How Will Minnesota’s Storage and Warehouse Services Tax Impact You?
- Tax Tips
- Mar 11, 2014 | Gail Cole
On April 1, 2014, business-related storage and warehouse services in Minnesota will be subject to sales tax. It’s a big deal. This change could trigger a sales tax collection obligation for remote retailers not currently collecting in Minnesota. Will it impact you? Will you be required to file a sales tax return in Minnesota, beginning April 1, 2014?
If your business is based outside of Minnesota but you ship to Minnesota customers and store your products in a Minnesota warehouse or storage center, you may be subject to the new tax. Since sales tax in Minnesota is based on the destination of the product rather than the source of the sales transaction, finding the right rate requires resourcefulness.
The following items are subject to the new sales and use tax for storage and warehousing services:
- Coal storage;
- Customs (foreign trade) warehousing;
- Document storage and warehousing;
- General warehousing and storage of goods
- Hazardous waste storage;
- Lumber storage terminals;
- Liquor warehousing;
- Self-storage services the purchaser can deduct as a business expense on its federal income tax return; and
- Storage for construction machinery or supplies.

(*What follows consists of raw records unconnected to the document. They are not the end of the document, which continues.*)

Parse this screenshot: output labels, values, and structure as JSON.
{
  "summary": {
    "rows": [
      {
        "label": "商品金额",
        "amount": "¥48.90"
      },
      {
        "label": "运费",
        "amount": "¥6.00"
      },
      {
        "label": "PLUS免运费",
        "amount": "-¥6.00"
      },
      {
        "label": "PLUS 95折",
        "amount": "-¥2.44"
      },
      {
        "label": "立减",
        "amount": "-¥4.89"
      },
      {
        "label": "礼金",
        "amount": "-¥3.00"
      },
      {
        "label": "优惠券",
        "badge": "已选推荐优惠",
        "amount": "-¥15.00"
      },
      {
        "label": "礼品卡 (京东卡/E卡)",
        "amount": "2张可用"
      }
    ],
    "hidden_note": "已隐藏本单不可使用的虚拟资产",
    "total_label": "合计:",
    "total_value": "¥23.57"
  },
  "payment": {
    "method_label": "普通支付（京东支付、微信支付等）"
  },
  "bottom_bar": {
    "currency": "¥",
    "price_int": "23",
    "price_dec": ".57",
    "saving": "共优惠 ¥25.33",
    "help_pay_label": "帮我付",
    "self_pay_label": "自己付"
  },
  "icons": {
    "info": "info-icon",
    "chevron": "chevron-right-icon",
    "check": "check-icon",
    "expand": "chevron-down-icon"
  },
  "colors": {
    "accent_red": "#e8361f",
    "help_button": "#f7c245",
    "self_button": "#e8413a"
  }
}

There are exemptions from this tax, of course. Storage services provided by a parent company or affiliate group are not taxable. In addition, storage services are exempt for the following:
- Agricultural products still in their raw state;
- Refrigerated storage;
- Electronic data storage;
- Self-storage services and storage of motor vehicles, recreational vehicles and boats (when those services cannot be deducted as a business expense); and
- Petroleum products (interstate petroleum terminals).

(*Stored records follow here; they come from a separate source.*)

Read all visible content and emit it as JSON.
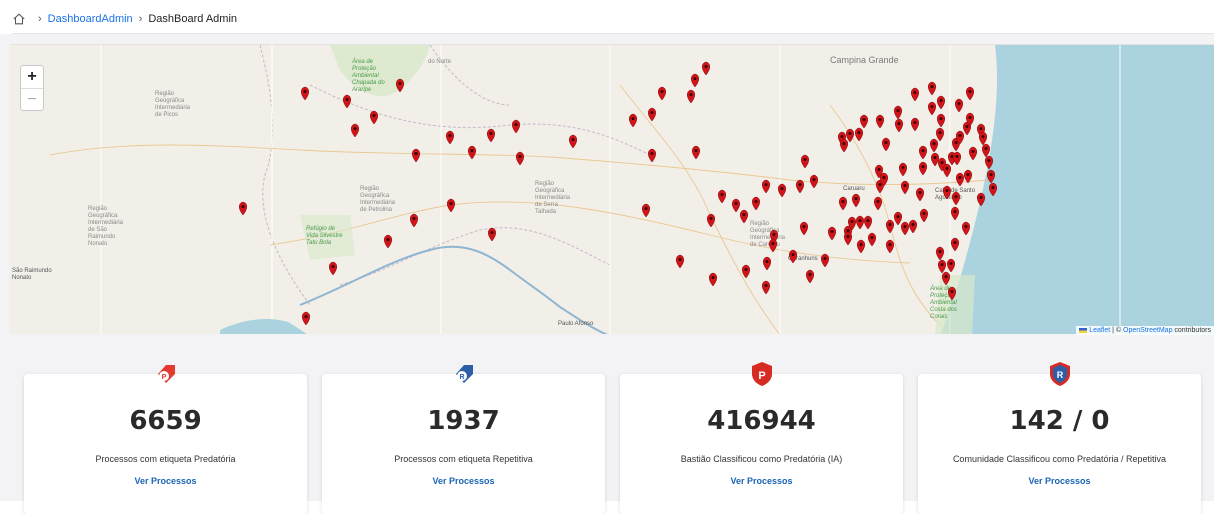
{
  "breadcrumb": {
    "home_icon": "home-icon",
    "link": "DashboardAdmin",
    "current": "DashBoard Admin"
  },
  "map": {
    "zoom_in": "+",
    "zoom_out": "−",
    "attribution": {
      "leaflet": "Leaflet",
      "sep": " | © ",
      "osm": "OpenStreetMap",
      "rest": " contributors"
    },
    "labels": [
      "Campina Grande",
      "do Norte",
      "Área de Proteção Ambiental Chapada do Araripe",
      "Região Geográfica Intermediária de Picos",
      "Região Geográfica Intermediária de Petrolina",
      "Região Geográfica Intermediária de São Raimundo Nonato",
      "Refúgio de Vida Silvestre Tatu Bola",
      "São Raimundo Nonato",
      "Região Geográfica Intermediária de Serra Talhada",
      "Região Geográfica Intermediária de Caruaru",
      "Garanhuns",
      "Paulo Afonso",
      "Área de Proteção Ambiental Costa dos Corais",
      "Caruaru",
      "Cabo de Santo Agostinho"
    ],
    "pin_color": "#d01418"
  },
  "cards": [
    {
      "icon": "predatory-tag-icon",
      "value": "6659",
      "label": "Processos com etiqueta Predatória",
      "link": "Ver Processos"
    },
    {
      "icon": "repetitive-tag-icon",
      "value": "1937",
      "label": "Processos com etiqueta Repetitiva",
      "link": "Ver Processos"
    },
    {
      "icon": "predatory-shield-icon",
      "value": "416944",
      "label": "Bastião Classificou como Predatória (IA)",
      "link": "Ver Processos"
    },
    {
      "icon": "repetitive-shield-icon",
      "value": "142 / 0",
      "label": "Comunidade Classificou como Predatória / Repetitiva",
      "link": "Ver Processos"
    }
  ]
}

To clarify: agricultural products such as apples, corn, lettuce, potatoes, sugar beets and wheat are exempt from the sales and use tax on warehouse and storage services. However, bottled honey, cheese and flour are subject to the tax—unless they are kept in refrigerated storage. Further explanations are provided on a Minnesota Department of Revenue fact sheet on the subject.
The Minnesota Warehouse Association (MWA) has a “Countdown to Warehouse Tax” on the front of its website. According to the MWA website, “Minnesota’s third-party logistics industry employs 14,253 Minnesotans… and pays approximately $36,111,392 in Minnesota payroll taxes.” In other words, a lot of businesses store items in Minnesota warehouses and storage facilities.
Minnesota is not the first state to subject warehousing and storage services to sales tax. Hawaii, New Mexico, South Dakota and West Virginia also tax these services. Mississippi, which also taxes warehousing services, allows an exemption for “perishable goods and for goods to be shipped outside of the state.”